Molti mesi sono trascorsi, quasi dieci ormai: gli appelli alla pace, il sostegno concreto e le preghiere sono stati incessanti. Da una parte, domenica dopo domenica, non è mai mancato il pensiero per “la martoriata Ucraina” nelle sue parole di saluto dopo l’Angelus (che Il Popolo ha riportato settimana dopo settimana a pag.3). Dall’altra, parole di sostegno e conforto alla nazione e al suo popolo aggredito, unitamente a quelle espresse contro la follia della guerra, sono state il filo rosso di tante omelie ed udienze del mercoledì.
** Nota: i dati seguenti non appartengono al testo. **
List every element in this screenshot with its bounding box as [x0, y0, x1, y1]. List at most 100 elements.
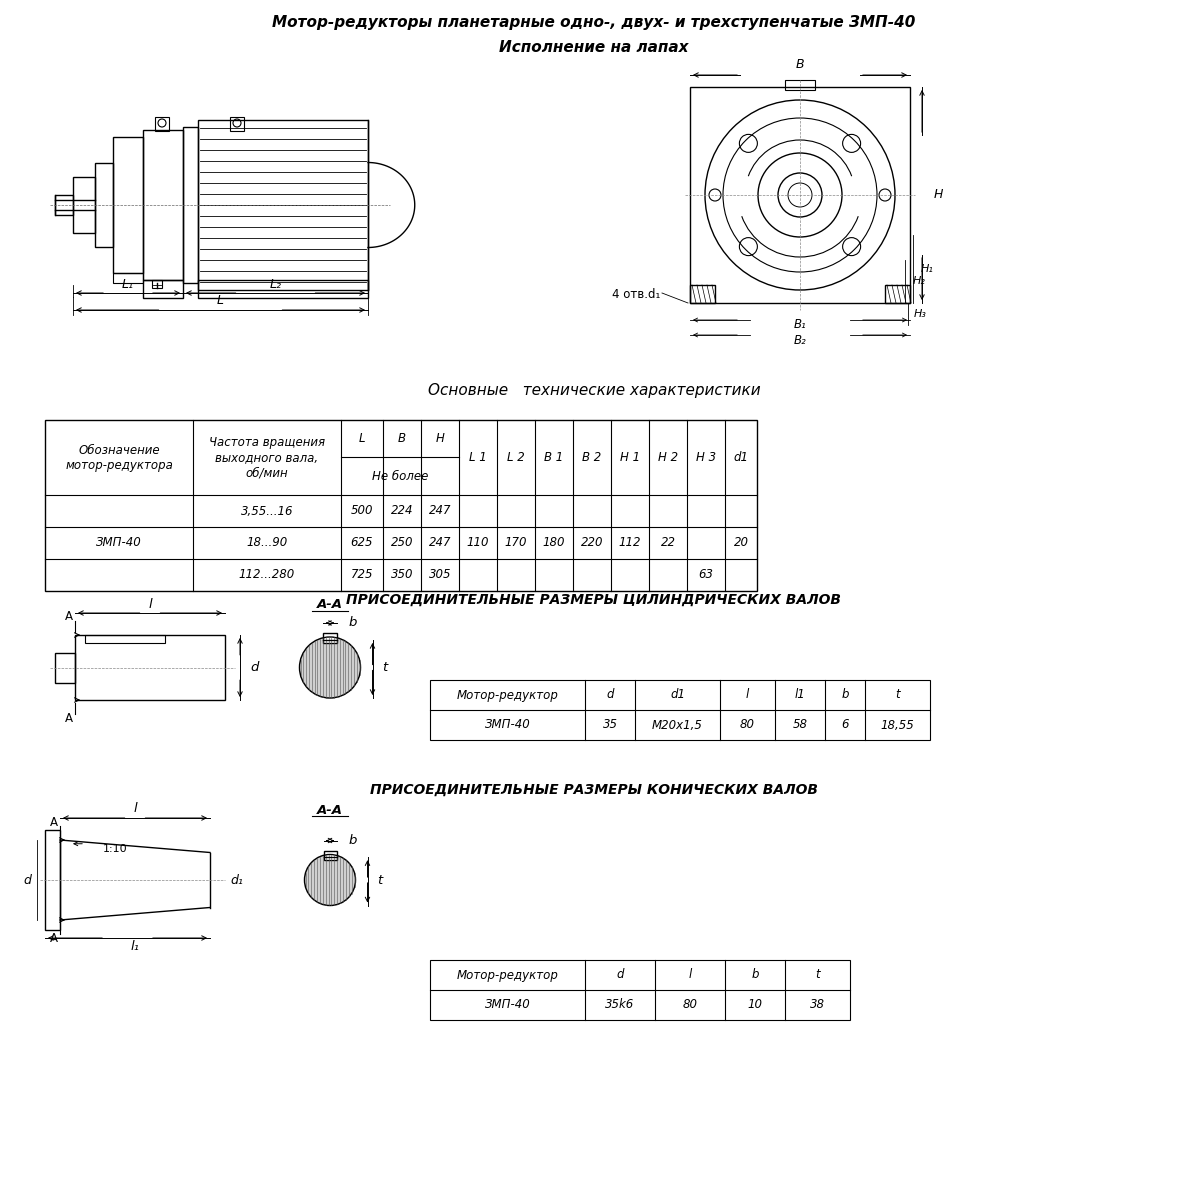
Text: 1:10: 1:10: [102, 844, 127, 853]
Text: b: b: [751, 968, 759, 982]
Text: t: t: [383, 661, 388, 674]
Text: 250: 250: [391, 536, 414, 550]
Text: ПРИСОЕДИНИТЕЛЬНЫЕ РАЗМЕРЫ КОНИЧЕСКИХ ВАЛОВ: ПРИСОЕДИНИТЕЛЬНЫЕ РАЗМЕРЫ КОНИЧЕСКИХ ВАЛ…: [370, 782, 818, 797]
Text: Мотор-редуктор: Мотор-редуктор: [457, 968, 559, 982]
Text: 180: 180: [542, 536, 565, 550]
Bar: [152, 280, 162, 288]
Text: L₂: L₂: [270, 277, 282, 290]
Polygon shape: [300, 637, 360, 698]
Text: H 2: H 2: [658, 451, 678, 464]
Text: 18...90: 18...90: [246, 536, 288, 550]
Text: l₁: l₁: [131, 941, 139, 954]
Text: 80: 80: [682, 998, 698, 1012]
Text: t: t: [895, 689, 900, 702]
Text: A: A: [50, 816, 58, 828]
Bar: [55, 194, 73, 215]
Text: t: t: [816, 968, 819, 982]
Text: 625: 625: [351, 536, 373, 550]
Text: 500: 500: [351, 504, 373, 517]
Text: 20: 20: [734, 536, 749, 550]
Text: d1: d1: [734, 451, 749, 464]
Text: d: d: [616, 968, 624, 982]
Text: H: H: [435, 432, 445, 445]
Text: A: A: [50, 931, 58, 944]
Bar: [113, 137, 143, 272]
Bar: [73, 176, 95, 233]
Text: 80: 80: [740, 719, 755, 732]
Text: L₁: L₁: [122, 277, 134, 290]
Text: d1: d1: [669, 689, 685, 702]
Text: Обозначение
мотор-редуктора: Обозначение мотор-редуктора: [65, 444, 172, 472]
Text: Исполнение на лапах: Исполнение на лапах: [499, 40, 688, 54]
Text: H₂: H₂: [913, 276, 926, 286]
Bar: [113, 272, 143, 283]
Text: A-А: A-А: [317, 599, 342, 612]
Text: B 2: B 2: [583, 451, 602, 464]
Text: 58: 58: [793, 719, 807, 732]
Text: Частота вращения
выходного вала,
об/мин: Частота вращения выходного вала, об/мин: [209, 436, 325, 479]
Text: H₁: H₁: [921, 264, 933, 274]
Text: B 1: B 1: [545, 451, 564, 464]
Bar: [430, 680, 930, 740]
Bar: [143, 130, 183, 280]
Bar: [143, 280, 183, 298]
Text: A-А: A-А: [317, 804, 342, 816]
Bar: [183, 127, 199, 283]
Text: ЗМП-40: ЗМП-40: [96, 536, 141, 550]
Text: Основные   технические характеристики: Основные технические характеристики: [428, 383, 760, 397]
Text: A: A: [65, 712, 73, 725]
Text: L: L: [218, 294, 224, 306]
Text: b: b: [350, 617, 358, 630]
Text: 170: 170: [505, 536, 527, 550]
Text: d₁: d₁: [229, 874, 243, 887]
Text: A: A: [65, 611, 73, 624]
Bar: [690, 86, 910, 302]
Bar: [75, 635, 225, 700]
Polygon shape: [304, 854, 356, 906]
Text: 110: 110: [467, 536, 489, 550]
Text: ЗМП-40: ЗМП-40: [485, 998, 530, 1012]
Text: 350: 350: [391, 569, 414, 582]
Text: 18,55: 18,55: [881, 719, 914, 732]
Text: 247: 247: [429, 504, 452, 517]
Bar: [45, 830, 59, 930]
Text: Мотор-редуктор: Мотор-редуктор: [457, 689, 559, 702]
Text: L: L: [359, 432, 365, 445]
Text: 247: 247: [429, 536, 452, 550]
Text: L 1: L 1: [470, 451, 486, 464]
Text: Мотор-редукторы планетарные одно-, двух- и трехступенчатые ЗМП-40: Мотор-редукторы планетарные одно-, двух-…: [272, 14, 916, 30]
Text: 10: 10: [748, 998, 762, 1012]
Text: H₃: H₃: [914, 308, 927, 319]
Bar: [199, 120, 369, 290]
Bar: [885, 284, 910, 302]
Bar: [229, 116, 244, 131]
Text: 224: 224: [391, 504, 414, 517]
Bar: [55, 653, 75, 683]
Text: 35k6: 35k6: [605, 998, 635, 1012]
Bar: [95, 163, 113, 247]
Bar: [785, 80, 814, 90]
Text: ПРИСОЕДИНИТЕЛЬНЫЕ РАЗМЕРЫ ЦИЛИНДРИЧЕСКИХ ВАЛОВ: ПРИСОЕДИНИТЕЛЬНЫЕ РАЗМЕРЫ ЦИЛИНДРИЧЕСКИХ…: [346, 593, 842, 607]
Text: b: b: [842, 689, 849, 702]
Text: 112...280: 112...280: [239, 569, 295, 582]
Text: l: l: [133, 803, 137, 816]
Text: l: l: [149, 598, 152, 611]
Text: 63: 63: [698, 569, 713, 582]
Text: 220: 220: [580, 536, 603, 550]
Text: l1: l1: [794, 689, 805, 702]
Text: 305: 305: [429, 569, 452, 582]
Bar: [323, 851, 336, 859]
Text: 22: 22: [661, 536, 675, 550]
Text: 4 отв.d₁: 4 отв.d₁: [611, 288, 660, 301]
Text: 38: 38: [810, 998, 825, 1012]
Text: Не более: Не более: [372, 469, 428, 482]
Text: H: H: [935, 188, 943, 202]
Text: L 2: L 2: [508, 451, 524, 464]
Bar: [690, 284, 715, 302]
Text: H 1: H 1: [619, 451, 640, 464]
Bar: [84, 635, 165, 643]
Text: B: B: [398, 432, 405, 445]
Text: B₁: B₁: [793, 318, 806, 330]
Bar: [430, 960, 850, 1020]
Text: 6: 6: [842, 719, 849, 732]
Davvero quel popolo e l’assurdità di quanto sta accadendo albergano nel cuore di Francesco, addolorato dal crescendo di atrocità eppure mai domo nell’invito alla preghiera come nella speranza di pace che pare vana ai più. Lo ha fatto da solo in occasioni ordinarie, nelle conferenze stampa in aereo dal ritorno dei suoi viaggi, e ancor più negli eventi speciali come nell’incontro di preghiera per la pace con i leader cristiani e delle religioni mondiali avvenuto al Colosseo il 25 ottobre, dove ha dichiarato: “Quest’anno la nostra preghiera è diventata un grido, perché oggi la pace è gravemente violata, ferita, calpestata… L’invocazione della pace non può essere soppressa: sale dal cuore delle madri, è scritta sui volti dei profughi, delle famiglie in fuga, dei feriti o dei morenti”. Lo va facendo ancora in un crescendo culminato a fine novembre in due atti: prima il ricordo de “il terribile genocidio di Holodomor, lo sterminio per la fame del 1932-33 causato artificialmente da Stalin” (23 novembre); poi la Lettera al popolo ucraino scritta nel nono mese dall’inizio della guerra, grondante vicinanza, compartecipazione e amore di padre: “Io vorrei unire le mie lacrime alle vostre e dirvi che non c’è giorno in cui non vi sia vicino e non vi porti nel mio cuore e nella mia preghiera. Il vostro dolore è il mio dolore”.

Da ultimo – che ultimo purtroppo non sarà per il protrarsi del conflitto, delle morti, delle violenze e delle distruzioni – la pubblicazione, il 5 dicembre, di un libro realizzato dal giornalista Francesco Antonio Grana che raccoglie quanto il papa ha detto in quasi un anno di conflitto. Lo hanno intitolato “Enciclica sulla pace in Ucraina”, riportando le parole della prefazione, scritta da Francesco stesso. Il papa auspica che questa sorta di diario di guerra possa al più presto diventare un diario di pace e definisce la raccolta dei suoi appelli domenicali “una vera e propria enciclica sulla e per la pace in Ucraina e in ogni parte della terra”.

Ci affidiamo alla speranza del papa, certi della sua preghiera, un po’ smarriti per le sue lacrime: abbiamo bisogno della sua saldezza. E allora torna non solo utile ma necessario ricordare l’incipit del citato volumetto in cui Francesco, riprende un passo de I Promessi sposi di Manzoni: “Non ho mai trovato che il Signore abbia cominciato un miracolo senza finirlo bene”. Fa bene crederci e implorare che avvenga: l’Ucraina e il mondo intero ne hanno bisogno, come ciascuno di noi.